Je prends une inspiration, prêt à lui révéler la vérité, mais Sasha me devance :

— Mathieu est un tueur à gages, dit-il sèchement. Une mafia l’a engagé pour te tuer. Il a prétendu avoir accompli sa mission. Mais si elle découvre la supercherie, vous serez tous les deux morts.
Et entre le cartel et la mafia, tu n’as nulle part où te cacher.

Il la fixe sans détour, puis ajoute :

— On te propose un pacte. Protection en échange de coopération.
Et, soit dit en passant, Mathieu adore tes bouquins, ce qui lui donne, apparemment, des états d’âme. Moi, je suis contre. Te tuer serait plus simple.

Je lui lance un regard noir. Il sait très bien que ce n’est ni le moment ni la manière. Mais Alice ne bouge pas. Elle réfléchit, absorbée.

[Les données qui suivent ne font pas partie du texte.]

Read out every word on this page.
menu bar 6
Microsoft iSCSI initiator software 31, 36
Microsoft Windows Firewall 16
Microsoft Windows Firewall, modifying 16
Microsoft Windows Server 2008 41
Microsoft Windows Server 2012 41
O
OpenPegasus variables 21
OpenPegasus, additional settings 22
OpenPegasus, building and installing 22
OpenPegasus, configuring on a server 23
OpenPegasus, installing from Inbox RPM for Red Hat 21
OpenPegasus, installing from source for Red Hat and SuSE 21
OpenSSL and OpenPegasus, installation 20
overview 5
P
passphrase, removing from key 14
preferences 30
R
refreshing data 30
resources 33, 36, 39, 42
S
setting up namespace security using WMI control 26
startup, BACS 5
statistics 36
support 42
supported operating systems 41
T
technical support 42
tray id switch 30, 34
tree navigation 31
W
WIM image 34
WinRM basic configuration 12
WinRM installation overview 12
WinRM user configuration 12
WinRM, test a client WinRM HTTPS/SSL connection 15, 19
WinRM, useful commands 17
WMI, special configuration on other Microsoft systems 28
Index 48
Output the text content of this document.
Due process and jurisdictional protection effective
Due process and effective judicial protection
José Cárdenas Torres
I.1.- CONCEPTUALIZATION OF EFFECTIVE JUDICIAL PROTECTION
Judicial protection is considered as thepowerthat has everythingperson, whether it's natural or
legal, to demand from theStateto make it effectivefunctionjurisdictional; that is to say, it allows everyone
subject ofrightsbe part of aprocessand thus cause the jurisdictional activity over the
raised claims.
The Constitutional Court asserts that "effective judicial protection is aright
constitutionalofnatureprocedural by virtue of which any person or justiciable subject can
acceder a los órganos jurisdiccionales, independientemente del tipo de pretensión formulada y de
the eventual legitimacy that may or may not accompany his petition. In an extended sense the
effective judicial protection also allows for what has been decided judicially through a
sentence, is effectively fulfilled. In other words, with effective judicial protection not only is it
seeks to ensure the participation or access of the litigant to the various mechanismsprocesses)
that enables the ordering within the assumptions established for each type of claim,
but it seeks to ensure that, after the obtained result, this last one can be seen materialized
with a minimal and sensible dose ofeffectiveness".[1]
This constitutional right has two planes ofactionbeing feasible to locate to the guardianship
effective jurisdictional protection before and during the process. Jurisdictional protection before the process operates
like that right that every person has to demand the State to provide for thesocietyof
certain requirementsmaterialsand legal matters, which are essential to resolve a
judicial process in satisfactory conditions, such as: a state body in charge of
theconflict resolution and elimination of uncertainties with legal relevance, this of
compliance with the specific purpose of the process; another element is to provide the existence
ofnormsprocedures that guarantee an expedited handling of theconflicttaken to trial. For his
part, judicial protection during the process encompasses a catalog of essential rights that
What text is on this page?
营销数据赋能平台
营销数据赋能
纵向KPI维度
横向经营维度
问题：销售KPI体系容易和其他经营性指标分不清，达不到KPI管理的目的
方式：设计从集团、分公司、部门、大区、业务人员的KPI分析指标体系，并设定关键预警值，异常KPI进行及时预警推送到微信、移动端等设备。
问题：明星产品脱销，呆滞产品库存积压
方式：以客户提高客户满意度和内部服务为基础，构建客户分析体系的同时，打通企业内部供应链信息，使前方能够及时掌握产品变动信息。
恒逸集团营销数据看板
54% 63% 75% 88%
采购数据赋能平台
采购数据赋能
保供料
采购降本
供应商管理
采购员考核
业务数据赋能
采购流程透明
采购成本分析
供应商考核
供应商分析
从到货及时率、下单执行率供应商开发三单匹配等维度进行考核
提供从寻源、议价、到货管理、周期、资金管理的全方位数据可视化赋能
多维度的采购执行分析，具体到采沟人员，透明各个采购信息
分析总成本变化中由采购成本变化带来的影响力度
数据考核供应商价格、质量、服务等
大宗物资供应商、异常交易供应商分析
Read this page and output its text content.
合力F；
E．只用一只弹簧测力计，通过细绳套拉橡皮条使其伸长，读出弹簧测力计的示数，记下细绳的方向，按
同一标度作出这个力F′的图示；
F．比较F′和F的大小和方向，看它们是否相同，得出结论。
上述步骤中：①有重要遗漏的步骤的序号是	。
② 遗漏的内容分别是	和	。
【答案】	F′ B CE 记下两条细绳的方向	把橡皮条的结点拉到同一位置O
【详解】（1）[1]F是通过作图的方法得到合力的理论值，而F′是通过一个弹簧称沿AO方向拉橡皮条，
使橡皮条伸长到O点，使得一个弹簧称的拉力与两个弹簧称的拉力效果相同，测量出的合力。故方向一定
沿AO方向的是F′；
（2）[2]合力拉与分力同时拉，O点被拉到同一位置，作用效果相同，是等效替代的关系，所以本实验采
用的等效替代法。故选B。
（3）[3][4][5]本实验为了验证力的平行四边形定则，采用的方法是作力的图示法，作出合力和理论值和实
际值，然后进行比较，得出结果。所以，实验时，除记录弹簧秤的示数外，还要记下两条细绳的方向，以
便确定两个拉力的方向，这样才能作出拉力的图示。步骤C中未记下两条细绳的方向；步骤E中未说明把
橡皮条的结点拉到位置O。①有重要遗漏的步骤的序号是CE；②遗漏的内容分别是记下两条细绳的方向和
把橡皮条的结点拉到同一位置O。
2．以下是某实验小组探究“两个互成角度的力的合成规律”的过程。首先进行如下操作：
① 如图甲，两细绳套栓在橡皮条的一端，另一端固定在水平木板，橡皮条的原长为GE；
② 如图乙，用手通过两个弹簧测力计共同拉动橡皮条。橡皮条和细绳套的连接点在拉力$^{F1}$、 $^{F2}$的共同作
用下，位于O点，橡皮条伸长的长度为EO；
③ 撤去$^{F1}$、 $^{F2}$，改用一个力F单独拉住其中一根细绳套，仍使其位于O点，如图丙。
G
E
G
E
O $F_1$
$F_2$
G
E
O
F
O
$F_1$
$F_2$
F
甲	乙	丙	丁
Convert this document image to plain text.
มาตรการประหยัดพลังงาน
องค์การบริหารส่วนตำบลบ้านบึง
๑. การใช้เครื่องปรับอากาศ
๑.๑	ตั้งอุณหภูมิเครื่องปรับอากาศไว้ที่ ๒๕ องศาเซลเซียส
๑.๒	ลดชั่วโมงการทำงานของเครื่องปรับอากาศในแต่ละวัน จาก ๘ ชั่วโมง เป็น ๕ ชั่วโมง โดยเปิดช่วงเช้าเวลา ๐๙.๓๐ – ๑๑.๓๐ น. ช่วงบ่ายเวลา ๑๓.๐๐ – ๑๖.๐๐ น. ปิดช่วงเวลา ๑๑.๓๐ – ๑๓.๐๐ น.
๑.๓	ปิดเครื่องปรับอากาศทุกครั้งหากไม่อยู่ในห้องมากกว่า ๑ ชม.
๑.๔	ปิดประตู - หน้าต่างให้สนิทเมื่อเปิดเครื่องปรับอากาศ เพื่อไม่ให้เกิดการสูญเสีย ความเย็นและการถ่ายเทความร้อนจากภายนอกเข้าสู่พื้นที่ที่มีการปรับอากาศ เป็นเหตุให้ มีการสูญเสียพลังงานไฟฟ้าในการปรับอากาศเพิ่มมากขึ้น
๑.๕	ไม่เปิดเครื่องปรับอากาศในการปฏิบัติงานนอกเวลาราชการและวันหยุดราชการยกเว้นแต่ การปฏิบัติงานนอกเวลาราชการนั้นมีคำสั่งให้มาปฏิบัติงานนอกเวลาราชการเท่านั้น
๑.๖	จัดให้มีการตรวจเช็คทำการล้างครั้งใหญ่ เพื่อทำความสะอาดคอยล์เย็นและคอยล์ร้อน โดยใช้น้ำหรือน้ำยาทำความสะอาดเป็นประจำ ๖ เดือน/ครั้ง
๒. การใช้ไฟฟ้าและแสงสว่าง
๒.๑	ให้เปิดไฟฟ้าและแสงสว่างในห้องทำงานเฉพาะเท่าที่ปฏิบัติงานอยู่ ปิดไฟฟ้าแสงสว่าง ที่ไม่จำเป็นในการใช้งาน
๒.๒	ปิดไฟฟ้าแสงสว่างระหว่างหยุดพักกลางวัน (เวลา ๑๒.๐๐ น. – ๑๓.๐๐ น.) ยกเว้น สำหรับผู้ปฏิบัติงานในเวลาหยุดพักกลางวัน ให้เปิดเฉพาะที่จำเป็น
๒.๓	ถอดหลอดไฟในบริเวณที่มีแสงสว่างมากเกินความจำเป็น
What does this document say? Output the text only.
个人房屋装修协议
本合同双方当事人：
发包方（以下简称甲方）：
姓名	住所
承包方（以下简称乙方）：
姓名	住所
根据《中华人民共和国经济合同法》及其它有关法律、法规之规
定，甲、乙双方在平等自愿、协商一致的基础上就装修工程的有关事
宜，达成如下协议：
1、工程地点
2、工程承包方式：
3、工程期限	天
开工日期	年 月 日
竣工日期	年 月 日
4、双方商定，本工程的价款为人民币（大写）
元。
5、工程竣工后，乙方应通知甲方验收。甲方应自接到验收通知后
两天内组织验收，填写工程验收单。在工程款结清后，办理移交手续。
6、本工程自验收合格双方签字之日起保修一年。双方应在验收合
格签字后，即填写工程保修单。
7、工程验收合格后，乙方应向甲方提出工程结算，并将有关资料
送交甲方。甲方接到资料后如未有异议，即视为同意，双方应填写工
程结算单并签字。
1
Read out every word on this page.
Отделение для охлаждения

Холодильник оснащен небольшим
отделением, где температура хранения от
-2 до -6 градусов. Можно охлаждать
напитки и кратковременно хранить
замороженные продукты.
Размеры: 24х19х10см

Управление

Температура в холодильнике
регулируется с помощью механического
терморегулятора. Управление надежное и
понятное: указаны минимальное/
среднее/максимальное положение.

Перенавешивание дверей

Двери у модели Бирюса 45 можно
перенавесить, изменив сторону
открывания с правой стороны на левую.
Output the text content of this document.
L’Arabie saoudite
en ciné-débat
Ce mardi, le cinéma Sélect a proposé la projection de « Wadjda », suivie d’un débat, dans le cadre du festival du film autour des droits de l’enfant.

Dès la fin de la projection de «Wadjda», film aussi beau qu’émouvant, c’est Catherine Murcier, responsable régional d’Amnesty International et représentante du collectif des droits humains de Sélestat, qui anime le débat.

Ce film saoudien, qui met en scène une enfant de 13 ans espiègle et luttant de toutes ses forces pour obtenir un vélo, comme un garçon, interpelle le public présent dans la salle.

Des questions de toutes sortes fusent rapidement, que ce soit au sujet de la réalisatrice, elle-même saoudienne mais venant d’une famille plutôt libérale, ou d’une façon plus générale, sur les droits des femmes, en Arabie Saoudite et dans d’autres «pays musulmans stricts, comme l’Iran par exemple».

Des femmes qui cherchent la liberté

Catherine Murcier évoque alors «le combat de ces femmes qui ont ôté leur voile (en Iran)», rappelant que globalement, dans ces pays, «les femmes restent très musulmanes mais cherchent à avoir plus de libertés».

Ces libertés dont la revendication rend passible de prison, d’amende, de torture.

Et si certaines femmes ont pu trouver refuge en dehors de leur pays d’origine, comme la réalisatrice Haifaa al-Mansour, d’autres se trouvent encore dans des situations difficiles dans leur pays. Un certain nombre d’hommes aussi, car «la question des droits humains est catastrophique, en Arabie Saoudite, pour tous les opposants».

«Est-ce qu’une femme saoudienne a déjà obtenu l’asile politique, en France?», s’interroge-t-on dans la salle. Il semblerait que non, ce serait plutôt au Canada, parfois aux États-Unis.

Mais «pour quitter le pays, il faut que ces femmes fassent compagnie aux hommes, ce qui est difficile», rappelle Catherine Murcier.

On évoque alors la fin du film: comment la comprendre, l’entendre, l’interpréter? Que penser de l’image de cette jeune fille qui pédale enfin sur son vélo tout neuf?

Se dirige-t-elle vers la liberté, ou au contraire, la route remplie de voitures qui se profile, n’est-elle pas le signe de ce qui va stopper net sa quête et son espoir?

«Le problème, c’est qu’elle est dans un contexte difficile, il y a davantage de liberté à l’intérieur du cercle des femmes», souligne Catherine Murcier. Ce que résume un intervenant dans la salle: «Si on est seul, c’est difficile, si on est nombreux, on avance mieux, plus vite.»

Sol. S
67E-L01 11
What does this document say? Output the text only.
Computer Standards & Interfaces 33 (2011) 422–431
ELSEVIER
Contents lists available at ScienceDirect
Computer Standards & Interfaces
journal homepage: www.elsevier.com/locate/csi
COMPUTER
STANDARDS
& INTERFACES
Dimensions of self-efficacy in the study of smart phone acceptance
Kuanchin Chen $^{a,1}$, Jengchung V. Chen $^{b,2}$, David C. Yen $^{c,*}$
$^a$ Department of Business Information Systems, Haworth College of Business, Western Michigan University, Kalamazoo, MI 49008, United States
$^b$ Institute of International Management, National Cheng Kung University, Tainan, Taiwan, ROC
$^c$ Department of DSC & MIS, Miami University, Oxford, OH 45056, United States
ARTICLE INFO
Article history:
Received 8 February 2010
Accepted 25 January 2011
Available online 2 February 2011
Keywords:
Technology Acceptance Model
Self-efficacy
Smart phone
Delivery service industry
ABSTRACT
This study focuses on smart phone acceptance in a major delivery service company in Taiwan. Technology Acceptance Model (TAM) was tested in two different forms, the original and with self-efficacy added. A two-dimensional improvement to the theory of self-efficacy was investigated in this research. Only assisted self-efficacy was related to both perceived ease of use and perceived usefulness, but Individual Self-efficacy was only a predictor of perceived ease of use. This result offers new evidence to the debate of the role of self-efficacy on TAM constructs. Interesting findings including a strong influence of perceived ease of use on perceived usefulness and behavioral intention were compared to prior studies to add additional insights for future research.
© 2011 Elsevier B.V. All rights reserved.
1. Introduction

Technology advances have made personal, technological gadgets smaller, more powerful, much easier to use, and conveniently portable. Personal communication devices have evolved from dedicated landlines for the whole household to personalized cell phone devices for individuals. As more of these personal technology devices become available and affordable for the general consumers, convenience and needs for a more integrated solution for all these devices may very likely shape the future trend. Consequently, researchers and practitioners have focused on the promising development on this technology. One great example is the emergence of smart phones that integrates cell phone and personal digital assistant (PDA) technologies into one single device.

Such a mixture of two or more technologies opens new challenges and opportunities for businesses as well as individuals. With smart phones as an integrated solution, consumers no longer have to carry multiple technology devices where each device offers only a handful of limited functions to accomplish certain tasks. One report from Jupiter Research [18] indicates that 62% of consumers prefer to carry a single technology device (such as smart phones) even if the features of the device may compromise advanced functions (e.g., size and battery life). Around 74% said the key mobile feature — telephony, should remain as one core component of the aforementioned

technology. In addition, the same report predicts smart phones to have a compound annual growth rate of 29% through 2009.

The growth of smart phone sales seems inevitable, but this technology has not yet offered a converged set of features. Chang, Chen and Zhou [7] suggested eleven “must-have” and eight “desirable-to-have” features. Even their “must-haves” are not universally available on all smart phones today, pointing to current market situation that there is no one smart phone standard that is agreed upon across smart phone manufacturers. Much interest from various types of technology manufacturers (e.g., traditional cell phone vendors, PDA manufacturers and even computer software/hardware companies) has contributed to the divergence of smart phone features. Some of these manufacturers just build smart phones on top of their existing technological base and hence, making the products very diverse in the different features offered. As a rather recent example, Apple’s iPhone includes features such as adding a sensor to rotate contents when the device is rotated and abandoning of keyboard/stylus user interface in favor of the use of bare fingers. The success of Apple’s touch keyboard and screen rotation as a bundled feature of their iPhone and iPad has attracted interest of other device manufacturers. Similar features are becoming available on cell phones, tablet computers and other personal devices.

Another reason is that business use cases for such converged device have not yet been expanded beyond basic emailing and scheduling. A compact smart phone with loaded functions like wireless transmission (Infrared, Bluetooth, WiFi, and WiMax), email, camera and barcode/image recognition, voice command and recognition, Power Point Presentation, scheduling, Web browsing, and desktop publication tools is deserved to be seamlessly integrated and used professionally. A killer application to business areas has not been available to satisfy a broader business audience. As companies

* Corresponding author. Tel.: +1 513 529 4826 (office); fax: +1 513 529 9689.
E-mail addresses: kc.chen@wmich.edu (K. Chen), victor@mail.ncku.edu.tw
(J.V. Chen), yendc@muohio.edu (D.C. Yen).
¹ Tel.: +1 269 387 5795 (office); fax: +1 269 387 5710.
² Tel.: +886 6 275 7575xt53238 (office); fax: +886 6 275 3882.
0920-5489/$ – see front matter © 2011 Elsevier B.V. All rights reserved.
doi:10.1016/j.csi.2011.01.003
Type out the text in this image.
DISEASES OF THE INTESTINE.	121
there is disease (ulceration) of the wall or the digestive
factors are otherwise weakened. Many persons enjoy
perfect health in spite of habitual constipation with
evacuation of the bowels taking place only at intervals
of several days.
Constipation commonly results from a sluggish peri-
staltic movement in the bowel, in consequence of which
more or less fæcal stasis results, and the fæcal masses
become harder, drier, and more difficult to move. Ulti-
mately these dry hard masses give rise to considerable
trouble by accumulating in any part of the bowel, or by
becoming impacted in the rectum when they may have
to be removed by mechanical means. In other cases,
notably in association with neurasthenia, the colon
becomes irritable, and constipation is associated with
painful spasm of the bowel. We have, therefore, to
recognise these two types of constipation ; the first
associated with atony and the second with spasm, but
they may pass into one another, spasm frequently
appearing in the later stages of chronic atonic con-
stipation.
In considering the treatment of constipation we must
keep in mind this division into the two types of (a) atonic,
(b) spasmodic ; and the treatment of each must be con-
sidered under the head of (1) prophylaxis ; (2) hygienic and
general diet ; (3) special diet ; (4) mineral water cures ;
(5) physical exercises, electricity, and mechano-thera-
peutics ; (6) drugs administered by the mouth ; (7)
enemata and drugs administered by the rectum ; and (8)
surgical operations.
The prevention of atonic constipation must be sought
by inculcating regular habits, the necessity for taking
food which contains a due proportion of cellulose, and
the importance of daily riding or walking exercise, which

— Pour résumer, Darling, dis-je en m’approchant lentement, tu n’es guère en sécurité. Cependant, sache que je te tiens en haute estime, et je suis disposé à t’offrir ma protection, comme j’ai fait pour Sasha. Cela dit, Sasha… la tuer nous exposerait aux autorités, car il serait facile de nous lier à elle par notre connexion commune avec Axel.

Je m’agenouille devant elle, posant une main légère sur sa cuisse, captant toute son attention.

— Si tu acceptes, je m’engage à te protéger et à t’initier aux subtilités de l’art du combat et, si cela s’avère nécessaire, à celui du meurtre. Tu viendras vivre sous notre toit, mais tu conserveras ta liberté de travailler et de sortir, à condition de ne jamais t’aventurer seule tant que je ne jugerai pas que tu sois en mesure de te défendre convenablement.

Elle me fixe, ses yeux incertains, son souffle plus court.

— Et si je refuse ?

Avant que je ne puisse répondre, Sasha tranche d’un ton tranchant :

— Alors on te laisse là. Seule. Et la prochaine fois, il n’y aura personne pour te sortir d’affaire.
Ce soir, on a fait le sale boulot. La prochaine fois, c’est toi qui seras étalée sur un trottoir.

Un frisson passe sur son visage. Elle déglutit difficilement, puis murmure :

— D’accord… J’accepte. Mais là, je suis épuisée. Je peux aller dormir ?

Je me redresse lentement, inclinant légèrement la tête.

—Évidemment, Darling. Demain, Sasha se chargera de t’aider à préparer tes affaires. Sur ce, je te souhaite une excellente nuit.

Je lui adresse une dernière révérence discrète avant de me tourner vers la porte.
Elle ne le sait pas encore, mais cette nuit marque le début de sa nouvelle vie.